注意任务之间的独立性：确保提交的任务是相互独立的，避免竞争条件或依赖关系，否则可能需要使用锁机制，但这会增加复杂性并降低性能。
使用thread_name_prefix进行调试：为线程设置名称前缀，便于调试和日志记录。
考虑使用initializer和initargs：如果每个线程需要执行一些初始化操作（如设置数据库连接），可以使用初始器。
避免在任务中修改全局状态：尽量使任务函数无状态，使用线程局部变量来存储每个线程的状态，如果必须修改共享数据，使用适当的同步机制。
谨慎使用shutdown中的cancel_futures：在Python 3.9及以上版本，可以在关闭时取消所有未开始的任务，但要注意已经开始的任务会继续执行。

以下是使用ThreadPoolExecutor的最佳实践代码示例，详细演示了上述要点：

import concurrent.futures
import threading
import time
import random

# 用于演示线程局部数据和初始化器
thread_local = threading.local()

def initializer_function(initial_data):
    """线程初始化器，每个线程启动时调用一次"""
    thread_local.counter = 0
    thread_local.initial_data = initial_data
    print(f"线程 {threading.current_thread().name} 初始化完成，初始数据: {initial_data}")

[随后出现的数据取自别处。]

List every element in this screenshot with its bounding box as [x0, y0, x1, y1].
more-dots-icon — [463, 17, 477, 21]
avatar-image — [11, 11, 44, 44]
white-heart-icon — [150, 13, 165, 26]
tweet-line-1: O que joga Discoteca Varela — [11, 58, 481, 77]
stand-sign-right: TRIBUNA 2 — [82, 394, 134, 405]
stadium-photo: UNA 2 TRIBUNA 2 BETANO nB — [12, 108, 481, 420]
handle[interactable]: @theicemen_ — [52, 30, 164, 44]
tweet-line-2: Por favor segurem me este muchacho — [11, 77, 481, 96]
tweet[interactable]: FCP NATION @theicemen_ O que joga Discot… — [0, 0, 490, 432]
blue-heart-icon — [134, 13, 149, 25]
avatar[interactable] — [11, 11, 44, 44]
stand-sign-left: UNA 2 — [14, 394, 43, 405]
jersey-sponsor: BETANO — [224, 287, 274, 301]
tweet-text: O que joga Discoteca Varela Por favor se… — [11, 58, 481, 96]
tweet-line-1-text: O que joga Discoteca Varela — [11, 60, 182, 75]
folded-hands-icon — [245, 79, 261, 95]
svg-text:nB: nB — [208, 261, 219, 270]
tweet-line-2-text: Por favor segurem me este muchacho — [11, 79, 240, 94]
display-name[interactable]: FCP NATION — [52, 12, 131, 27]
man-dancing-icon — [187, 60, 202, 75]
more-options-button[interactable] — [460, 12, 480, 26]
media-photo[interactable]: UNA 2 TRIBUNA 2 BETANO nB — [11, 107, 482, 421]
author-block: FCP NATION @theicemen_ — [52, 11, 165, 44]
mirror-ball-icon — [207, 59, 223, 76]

def io_bound_task(parameter):
    """
    模拟I/O密集型任务
    确保任务函数是线程安全的，或者使用适当的同步机制
    """
    try:
        # 使用线程局部数据
        thread_local.counter += 1

        # 模拟随机延迟（0.1-0.5秒）
        delay = random.uniform(0.1, 0.5)
        time.sleep(delay)

        # 模拟偶尔的异常
        if parameter % 7 == 0:  # 每7个任务模拟一个异常
            raise ValueError(f"参数 {parameter} 触发了模拟异常")

        # 模拟一些处理逻辑
        result = parameter * parameter
        thread_id = threading.current_thread().ident

        print(f"线程 {threading.current_thread().name} 处理参数 {parameter}, "
              f"局部计数器: {thread_local.counter}, 结果: {result}")

        return result

    except Exception as e:
        print(f"任务 {parameter} 执行失败: {e}")
        raise  # 重新抛出异常，让Future对象能够捕获

def process_completed_tasks(futures_dict):
    """处理已完成的任务，演示异常处理和结果收集"""
    completed_count = 0
    failed_count = 0

    for future in concurrent.futures.as_completed(futures_dict):
        parameter = futures_dict[future]

        try:
            result = future.result()
            print(f"任务完成: 参数 {parameter} -> 结果 {result}")
            completed_count += 1

        except Exception as e:
            print(f"任务失败: 参数 {parameter}, 错误: {e}")
            failed_count += 1

    return completed_count, failed_count

def demonstrate_thread_pool_best_practices():
    """演示ThreadPoolExecutor的最佳实践"""

    # 最佳实践1: 使用上下文管理器
    # 最佳实践2: 合理设置线程数量（这里设置为4，适合I/O密集型任务）
    # 最佳实践7: 设置线程名称前缀便于调试
    # 最佳实践8: 使用初始化器
    with concurrent.futures.ThreadPoolExecutor(
            max_workers=4,
            thread_name_prefix="WorkerThread",
            initializer=initializer_function,
            initargs=("共享初始化数据",)
    ) as executor:

        print("=== 开始演示ThreadPoolExecutor最佳实践 ===\n")

        # 准备任务参数
        task_parameters = list(range(1, 21))  # 20个任务

        # 方法A: 使用submit提交单个任务
        print("1. 使用submit方法提交任务:")
        futures_dict = {}

        for param in task_parameters[:5]:  # 先提交5个任务演示
            future = executor.submit(io_bound_task, param)
            futures_dict[future] = param
            print(f"已提交任务: 参数 {param}")

        # 最佳实践4: 使用as_completed处理已完成任务
        print("\n2. 使用as_completed处理完成的任务:")
        completed, failed = process_completed_tasks(futures_dict)
        print(f"已完成: {completed}, 失败: {failed}")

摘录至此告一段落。